Snow and Shadow - Dorothy Tse I received a free copy of this book from the publisher in exchange for an honest review.

This is a beautiful collection of allegorical short stories written in poetic prose. The ideas here are so dense and thought provoking that it took me a few days to read it, even though it isn't long. When I started out, I wasn't sure what to make of the warning in the blurb for the book about not being for the faint of heart and body parts falling off. I don't read horror, I don't enjoy violence. But I think the warning is a little misleading. Yes, body parts get detached far more often than is healthy (is it ever healthy?), but they are symbolic just as everything else is here. This is not a gory book. Let me give a couple examples, since it would have helped me to decide to read it with more confidence. I don't know whether I should warn about spoilers, since this isn't exactly a suspenseful collection, but I'm about to summarize a couple of the stories.

In one story, we explore an imaginary city in which women sell their bodies in the traditional sense, but men pay for their services by giving up literal body parts: arms, feet, eyes, etc. So men are the walking wounded, and the author shows us the impossibility of love in this town. With this introduction of an impossible symmetry in a highly asymmetrical subject in our world, we are forced to view anew the absurdity of our world. The point is not the gruesome process of removing body parts. The point is to view our society in a new light.

In another story, a couple competes with one another to suffer in giving each other gifts. They each give as much as they can, without stopping to either appreciate what is given to them or to consider what the other actually needs. The result is repeated expressions of love that are spectacularly ineffective. Ultimately they reach a frenzied climax and literally give each other sawed-off arms. Again, the point here is about giving in a relationship, about confusing suffering with love, which happens more often than we'd like to admit. The arms are metaphorical and I didn't see it as a gory episode.
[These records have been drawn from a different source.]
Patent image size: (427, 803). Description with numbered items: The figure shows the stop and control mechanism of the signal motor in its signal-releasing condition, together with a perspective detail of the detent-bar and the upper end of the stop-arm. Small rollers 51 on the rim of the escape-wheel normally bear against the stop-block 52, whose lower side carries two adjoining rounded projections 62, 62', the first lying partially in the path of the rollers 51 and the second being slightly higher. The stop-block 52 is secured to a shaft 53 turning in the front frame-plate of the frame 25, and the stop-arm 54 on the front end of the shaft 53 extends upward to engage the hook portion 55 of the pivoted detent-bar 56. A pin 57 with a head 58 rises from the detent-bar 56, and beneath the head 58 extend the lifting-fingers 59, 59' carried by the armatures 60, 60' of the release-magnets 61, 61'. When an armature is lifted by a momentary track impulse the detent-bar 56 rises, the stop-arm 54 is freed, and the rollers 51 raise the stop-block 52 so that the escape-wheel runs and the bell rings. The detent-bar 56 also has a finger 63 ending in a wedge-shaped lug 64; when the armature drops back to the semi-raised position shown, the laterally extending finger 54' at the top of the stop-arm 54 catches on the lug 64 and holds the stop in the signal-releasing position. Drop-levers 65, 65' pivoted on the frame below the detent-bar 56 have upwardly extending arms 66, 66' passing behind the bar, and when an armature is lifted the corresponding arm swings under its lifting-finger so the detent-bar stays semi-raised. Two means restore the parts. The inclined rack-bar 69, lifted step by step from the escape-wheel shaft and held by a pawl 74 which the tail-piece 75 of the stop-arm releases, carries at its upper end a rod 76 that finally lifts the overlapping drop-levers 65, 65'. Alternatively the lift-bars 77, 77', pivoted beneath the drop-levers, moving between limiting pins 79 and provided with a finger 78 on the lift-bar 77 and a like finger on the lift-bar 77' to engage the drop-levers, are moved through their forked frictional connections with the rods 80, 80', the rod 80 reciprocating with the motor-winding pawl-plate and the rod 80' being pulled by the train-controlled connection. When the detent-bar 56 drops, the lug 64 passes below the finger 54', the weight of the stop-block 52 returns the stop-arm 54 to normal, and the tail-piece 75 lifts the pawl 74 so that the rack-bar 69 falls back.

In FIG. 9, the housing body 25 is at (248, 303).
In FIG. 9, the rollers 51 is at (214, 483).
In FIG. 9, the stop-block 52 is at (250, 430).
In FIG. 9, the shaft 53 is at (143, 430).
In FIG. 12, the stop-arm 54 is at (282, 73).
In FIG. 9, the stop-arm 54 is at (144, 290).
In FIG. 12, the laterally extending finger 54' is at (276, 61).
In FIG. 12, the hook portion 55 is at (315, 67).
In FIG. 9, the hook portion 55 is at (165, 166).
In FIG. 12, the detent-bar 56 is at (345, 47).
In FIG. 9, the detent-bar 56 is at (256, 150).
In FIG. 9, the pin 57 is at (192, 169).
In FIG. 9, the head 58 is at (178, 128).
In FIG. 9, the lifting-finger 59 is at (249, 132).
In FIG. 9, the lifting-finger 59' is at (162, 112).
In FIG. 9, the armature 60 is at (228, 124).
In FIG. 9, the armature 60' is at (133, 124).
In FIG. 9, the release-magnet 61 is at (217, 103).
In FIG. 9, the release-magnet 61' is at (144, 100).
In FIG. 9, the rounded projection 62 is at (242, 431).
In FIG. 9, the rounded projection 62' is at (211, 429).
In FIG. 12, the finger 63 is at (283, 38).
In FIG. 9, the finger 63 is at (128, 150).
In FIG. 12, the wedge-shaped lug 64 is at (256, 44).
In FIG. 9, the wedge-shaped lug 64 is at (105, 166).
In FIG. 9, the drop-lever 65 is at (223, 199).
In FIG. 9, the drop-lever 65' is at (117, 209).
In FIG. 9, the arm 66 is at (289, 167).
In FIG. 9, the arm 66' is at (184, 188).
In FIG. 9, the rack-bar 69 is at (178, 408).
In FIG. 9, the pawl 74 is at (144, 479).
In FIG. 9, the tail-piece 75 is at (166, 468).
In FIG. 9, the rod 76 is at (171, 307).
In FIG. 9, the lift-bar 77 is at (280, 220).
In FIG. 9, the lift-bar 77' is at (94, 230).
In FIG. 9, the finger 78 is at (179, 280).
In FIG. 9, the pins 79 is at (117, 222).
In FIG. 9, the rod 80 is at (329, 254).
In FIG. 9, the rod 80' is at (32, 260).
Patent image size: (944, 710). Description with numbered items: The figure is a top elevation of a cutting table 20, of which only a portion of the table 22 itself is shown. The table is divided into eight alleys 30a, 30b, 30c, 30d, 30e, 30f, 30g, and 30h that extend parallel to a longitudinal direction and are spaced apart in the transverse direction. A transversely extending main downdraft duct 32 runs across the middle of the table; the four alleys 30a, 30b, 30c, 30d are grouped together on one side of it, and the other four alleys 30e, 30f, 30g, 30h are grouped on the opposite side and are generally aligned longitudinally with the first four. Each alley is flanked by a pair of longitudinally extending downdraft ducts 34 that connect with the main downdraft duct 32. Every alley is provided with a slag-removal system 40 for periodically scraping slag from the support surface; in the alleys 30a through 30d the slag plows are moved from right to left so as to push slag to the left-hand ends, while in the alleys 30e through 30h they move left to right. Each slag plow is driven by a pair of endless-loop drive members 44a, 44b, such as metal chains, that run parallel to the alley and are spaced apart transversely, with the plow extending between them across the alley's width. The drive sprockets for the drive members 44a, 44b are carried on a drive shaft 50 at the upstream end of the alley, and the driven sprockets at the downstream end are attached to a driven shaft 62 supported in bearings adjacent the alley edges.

So if you think you can handle that level of metaphorical violence, I strongly recommend the entire collection. I'm still trying to work through all the ideas presented here, and it'll be worth a few re-reads for me, but I love reading experiences that help me see the world around me differently. There are a few stories that I'm not sure I really got all the way, but they also gave me snippets of brilliance in metaphor, richness of experience.